The frequency of Wolf-Hirschhorn syndrome is very low: 0.01-0.2:10000.  Haentjens-Verbeke wrote in 1996 that there were 180 cases of
Wolf-Hirschhorn syndrome described in the literature, but in most cases diagnosed after delivery. Hirschhorn described the first child affected by Wolf-Hirschhorn syndrome in the year 1961. In 1963, Lejeune described three children, with a deletion of the short arm of chromosome 5, 5p- (Cri-du-chat syndrome). In 1965, Wolf published another cases of Wolf-Hirschhorn syndrome. Wolf and Hirschhorn described together this dysmorphy in 1965 and afterwards, with a development of cytogenetics, the mechanism of this condition was discovered as well.

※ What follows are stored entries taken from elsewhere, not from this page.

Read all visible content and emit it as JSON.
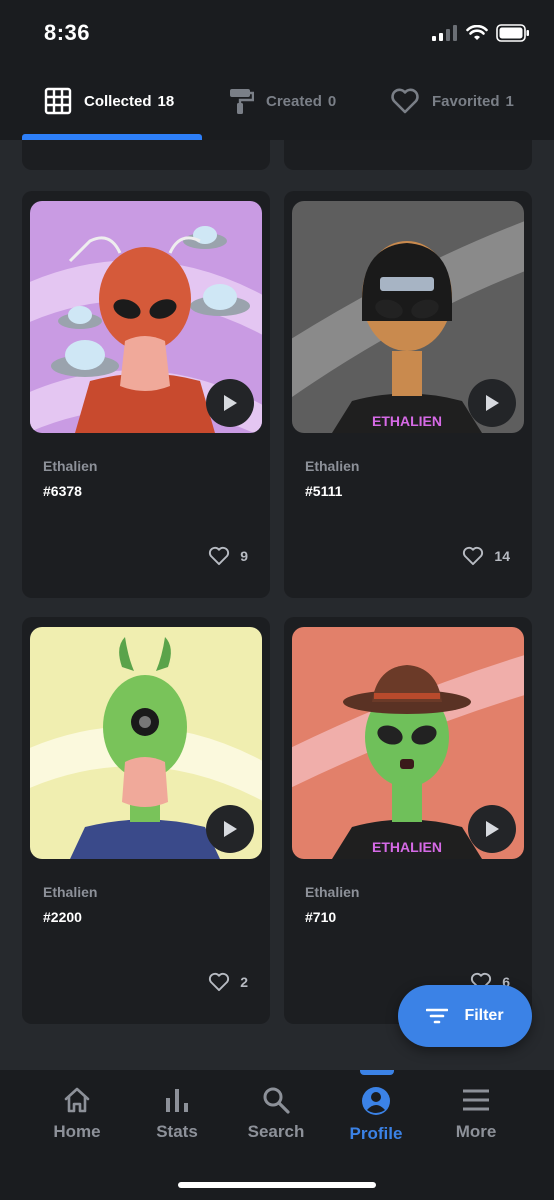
{
  "status_bar": {
    "time": "8:36"
  },
  "tabs": [
    {
      "label": "Collected",
      "count": "18",
      "icon": "grid-icon"
    },
    {
      "label": "Created",
      "count": "0",
      "icon": "paint-roller-icon"
    },
    {
      "label": "Favorited",
      "count": "1",
      "icon": "heart-icon"
    }
  ],
  "cards": [
    {
      "collection": "Ethalien",
      "token": "#6378",
      "likes": "9"
    },
    {
      "collection": "Ethalien",
      "token": "#5111",
      "likes": "14"
    },
    {
      "collection": "Ethalien",
      "token": "#2200",
      "likes": "2"
    },
    {
      "collection": "Ethalien",
      "token": "#710",
      "likes": "6"
    }
  ],
  "filter_button": {
    "label": "Filter"
  },
  "bottom_nav": [
    {
      "label": "Home",
      "icon": "home-icon"
    },
    {
      "label": "Stats",
      "icon": "bar-chart-icon"
    },
    {
      "label": "Search",
      "icon": "search-icon"
    },
    {
      "label": "Profile",
      "icon": "profile-icon",
      "active": true
    },
    {
      "label": "More",
      "icon": "menu-icon"
    }
  ],
  "colors": {
    "accent": "#3b82e6",
    "background": "#26292d",
    "card": "#1c1e21"
  }
}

Wolf-Hirschhorn syndrome is caused by deletion of the WHSCR of chromosome 4p16.3 by one of several genetic mechanisms. About 50%-60% of individuals have a de novo deletion of 4p16 and about 40%-45% have an unbalanced translocation with both a deletion of 4p and a partial trisomy of a different chromosome arm. These unbalanced translocations may be de novo or inherited from a parent. Risks of inheritance depends on the mechanism of the deletion. Prenatal testing is possible for families in which one parent is known to be a carrier of a chromosome rearrangement involving 4p16.3.
 
Prenatal discovery of
Wolf-Hirschhorn syndrome is possible if we know the characteristic ultrasound findings, usually facial dysmorphic features with microcephaly and intrauterine growth restriction with normal Doppler. Detailed scan of the fetal face, including 3D imaging is helpful.
According to Talmant, fetal profile analysis should be precise and relies on the objective signs. We should carefully analyze the following:

  • Forehead, not too flat nor protuberant
  • Frontonasal angle, approximately 130°
  • Nasal bone is of the same length as the cartilage
  • The philtrum and nasal columna are of the same length
  • The inferior lip is separate from the superior lip
  • The chin prominence is in the level of the fronto-nasal plane
  • The tongue is not protruding

 
Conclusion

When we discover a flat facial profile with an abnormal fronto-nasal angle (> 140°) and intrauterine growth restriction, 4p deletion, Wolf-Hirschhorn syndrome must be included into differential diagnosis. Levaillant et al. emphasized the importance of 3D sonography to described the facial dysmorphic features.